The European Union’s General Data Protection Regulation (“GDPR”) is arguably the most comprehensive – and complex – data privacy regulation in the world. As companies prepare for the GDPR to go into force on May 25, 2018, there continues to be a great deal of confusion regarding the requirements of the GDPR.

To help address that confusion, Bryan Cave is publishing a multi-part series that discusses the questions most frequently asked by clients concerning the GDPR.

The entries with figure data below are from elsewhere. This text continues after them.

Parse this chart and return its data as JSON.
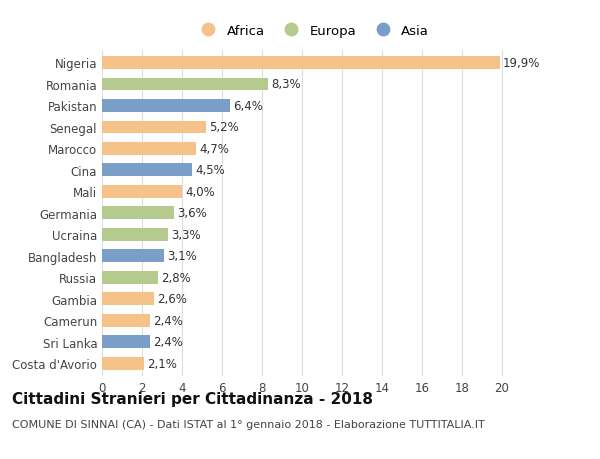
{
  "countries": [
    "Nigeria",
    "Romania",
    "Pakistan",
    "Senegal",
    "Marocco",
    "Cina",
    "Mali",
    "Germania",
    "Ucraina",
    "Bangladesh",
    "Russia",
    "Gambia",
    "Camerun",
    "Sri Lanka",
    "Costa d'Avorio"
  ],
  "values": [
    19.9,
    8.3,
    6.4,
    5.2,
    4.7,
    4.5,
    4.0,
    3.6,
    3.3,
    3.1,
    2.8,
    2.6,
    2.4,
    2.4,
    2.1
  ],
  "labels": [
    "19,9%",
    "8,3%",
    "6,4%",
    "5,2%",
    "4,7%",
    "4,5%",
    "4,0%",
    "3,6%",
    "3,3%",
    "3,1%",
    "2,8%",
    "2,6%",
    "2,4%",
    "2,4%",
    "2,1%"
  ],
  "continents": [
    "Africa",
    "Europa",
    "Asia",
    "Africa",
    "Africa",
    "Asia",
    "Africa",
    "Europa",
    "Europa",
    "Asia",
    "Europa",
    "Africa",
    "Africa",
    "Asia",
    "Africa"
  ],
  "colors": {
    "Africa": "#F5C28A",
    "Europa": "#B5CA8D",
    "Asia": "#7B9EC9"
  },
  "xlim": [
    0,
    21
  ],
  "xticks": [
    0,
    2,
    4,
    6,
    8,
    10,
    12,
    14,
    16,
    18,
    20
  ],
  "title": "Cittadini Stranieri per Cittadinanza - 2018",
  "subtitle": "COMUNE DI SINNAI (CA) - Dati ISTAT al 1° gennaio 2018 - Elaborazione TUTTITALIA.IT",
  "bg_color": "#ffffff",
  "grid_color": "#dddddd",
  "bar_height": 0.6,
  "label_fontsize": 8.5,
  "tick_fontsize": 8.5,
  "title_fontsize": 11,
  "subtitle_fontsize": 8.0,
  "legend_order": [
    "Africa",
    "Europa",
    "Asia"
  ]
}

Question: Does a Company Need To Notify Impacted Individuals Every Time It Suffers A Data Breach?

Answer: No.

Notification to individuals is required if a personal data breach is likely to result in a “high risk” to the rights and freedoms of natural persons. In such situations, notification must be made without undue delay. It is worth noting that the threshold for notifying individuals is higher than for notifying regulators where notification is required unless te risk to individuals’ rights and freedoms is “unlikely.”

A communication to impacted individuals should be made as soon as reasonably feasible and in close cooperation with a supervisory authority.

Notification is not required, however, if:

(a) the data is encrypted or otherwise unreadable to an unauthorized party;

(b) the controller has immediately taken steps to ensure that the high risk to individuals is no longer likely to materialize, or

(c) notification would take a disproportionate effort where, for example, the contact information is unknown, in which case public notification must be made.